Analyse du film Paris Couleur

CARLES Caroline - CARROLIO Mathias - GOURDET Aurélien

Dès 1900, les populations des colonies de l’Empire Français sont mises à part de la population métropolitaine à majorité « blanche ». L’exposition Universelle de 1900 et l’Exposition Coloniale de 1931 instaurent dès le début du siècle des mises en scène factices et fausses, pour donner une image de ce qu’on a envie de voir d’eux. S’installe peu à peu une barrière spectateur/acteur : d’abord culturelle, elle se concrétise brutalement en 1900 avec des grillages qui séparent les visiteurs des indigènes, puis enfin un retour à une séparation symbolique mais tout aussi forte, notamment après la Seconde Guerre Mondiale. Ainsi, cette différenciation se perpétuant sous différentes formes tout au long du XXème siècle, participe à idéaliser la culture française en extériorisant et stigmatisant toutes les cultures « indigènes » sortant d’une normalité établie par les pouvoirs politique d’abord, et l’opinion publique ensuite. Dans le but de rendre « pacifistes » des populations qui font peur, on leur attribue des images, des coutumes, lors de ces manifestations. Ainsi, « le noir devient un corps qui danse et pas un cerveau qui pense ». Cela participe à l’établissement d’un stéréotype dans les esprits de l’époque, qui a perduré jusqu’à aujourd’hui, en s’adaptant constamment à nos modes de vies et nos évolutions culturelles. Dans une idée de propagande, notamment coloniale, les gouvernements ont constamment réduit les cultures, les parcours individuels et les particularités de chacune des personnes venue des colonies, en les fondant dans une image globale « d’indigène » où leur individualité s’efface. Ces populations deviennent donc uniquement des images éloignées de la réalité, occultant leur véritable rôle dans la société.

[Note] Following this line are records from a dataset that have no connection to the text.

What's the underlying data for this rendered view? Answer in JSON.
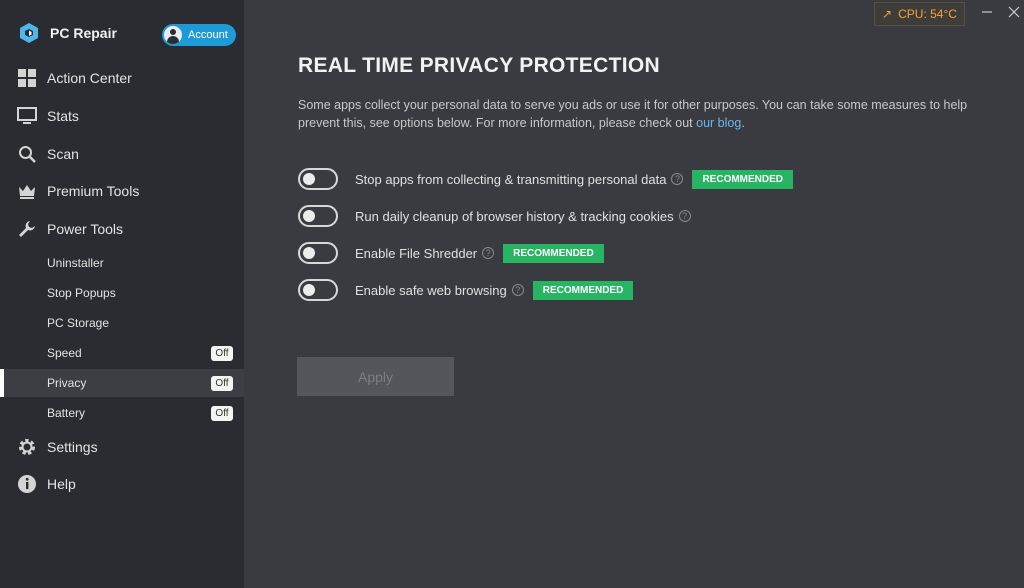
{
  "app": {
    "name": "PC Repair",
    "account_label": "Account"
  },
  "sidebar": {
    "items": [
      {
        "label": "Action Center",
        "icon": "grid-icon"
      },
      {
        "label": "Stats",
        "icon": "monitor-icon"
      },
      {
        "label": "Scan",
        "icon": "search-icon"
      },
      {
        "label": "Premium Tools",
        "icon": "crown-icon"
      },
      {
        "label": "Power Tools",
        "icon": "wrench-icon"
      }
    ],
    "power_tools": [
      {
        "label": "Uninstaller"
      },
      {
        "label": "Stop Popups"
      },
      {
        "label": "PC Storage"
      },
      {
        "label": "Speed",
        "badge": "Off"
      },
      {
        "label": "Privacy",
        "badge": "Off",
        "active": true
      },
      {
        "label": "Battery",
        "badge": "Off"
      }
    ],
    "bottom_items": [
      {
        "label": "Settings",
        "icon": "gear-icon"
      },
      {
        "label": "Help",
        "icon": "info-icon"
      }
    ]
  },
  "titlebar": {
    "cpu_label": "CPU: 54°C",
    "cpu_color": "#f0a43a"
  },
  "main": {
    "title": "REAL TIME PRIVACY PROTECTION",
    "description_text": "Some apps collect your personal data to serve you ads or use it for other purposes. You can take some measures to help prevent this, see options below. For more information, please check out ",
    "description_link": "our blog",
    "description_end": ".",
    "options": [
      {
        "label": "Stop apps from collecting & transmitting personal data",
        "enabled": false,
        "badge": "RECOMMENDED"
      },
      {
        "label": "Run daily cleanup of browser history & tracking cookies",
        "enabled": false,
        "badge": ""
      },
      {
        "label": "Enable File Shredder",
        "enabled": false,
        "badge": "RECOMMENDED"
      },
      {
        "label": "Enable safe web browsing",
        "enabled": false,
        "badge": "RECOMMENDED"
      }
    ],
    "apply_label": "Apply"
  },
  "colors": {
    "sidebar_bg": "#2b2c31",
    "main_bg": "#3a3b41",
    "accent_blue": "#1d9bd6",
    "recommended_green": "#27b463"
  }
}
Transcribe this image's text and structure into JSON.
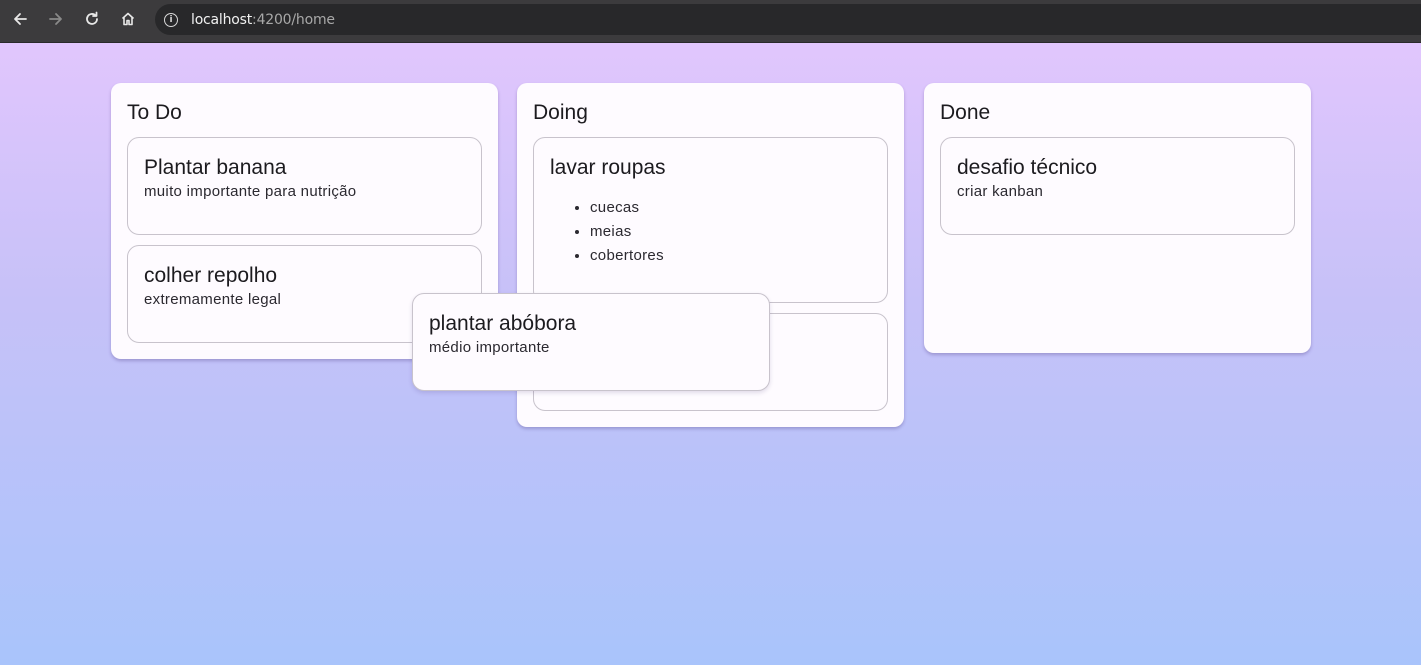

A la suite des attentats de Charlie Hebdo et de l’Hyper Casher de la porte de Vincennes, et à cause de l’élan de solidarité, l’Etat s’est trouvé dans l’obligation d’éviter les amalgames entre djihadistes et musulmans. Cependant, comme ce fut le cas au début du XXème siècle, on a simplifié et caricaturé des parcours, des personnalités et des cultures très complexes et diverses. Par volonté d’extérioriser notre peur du djihadisme ou pour mieux les « identifier », l’Etat a eu recours à un discours simplificateur, fait de cryptogrammes qui reprennent les mêmes méthodes simplistes pour différencier une population complexe. De plus, l’ambiguïté, des symboles dénoncés sur l’affiche sont à même de renforcer les amalgames alors que l’idée de départ était de lutter contre. En outre, le système de délation encouragé par le gouvernement pour établir un fichier de « djihadistes potentiels » met à mal le vivre ensemble en amenant une suspicion entre personnes proches, utilisant un même espace ou vivant côte à côte. Ainsi, les politiques coloniales du début du XXème siècle ont profondément ancré des images factices et simplistes pour familiariser la population métropolitaine à des cultures inconnues et complexes. Une stigmatisation négative d’une partie de ces cultures a émergé, appuyée par des conflits qui apparaissent à partir des années 60 – 70 dans un contexte de décolonisation de plus en plus tendu. Aujourd’hui la société se retrouve confrontée à une réelle nécessité : lutter contre les amalgames et les clichés profondément ancrées dans l’imaginaire collectif, et accepter des cultures et des parcours complexes, issus de religions, pays, modes de vies étrangers et différents.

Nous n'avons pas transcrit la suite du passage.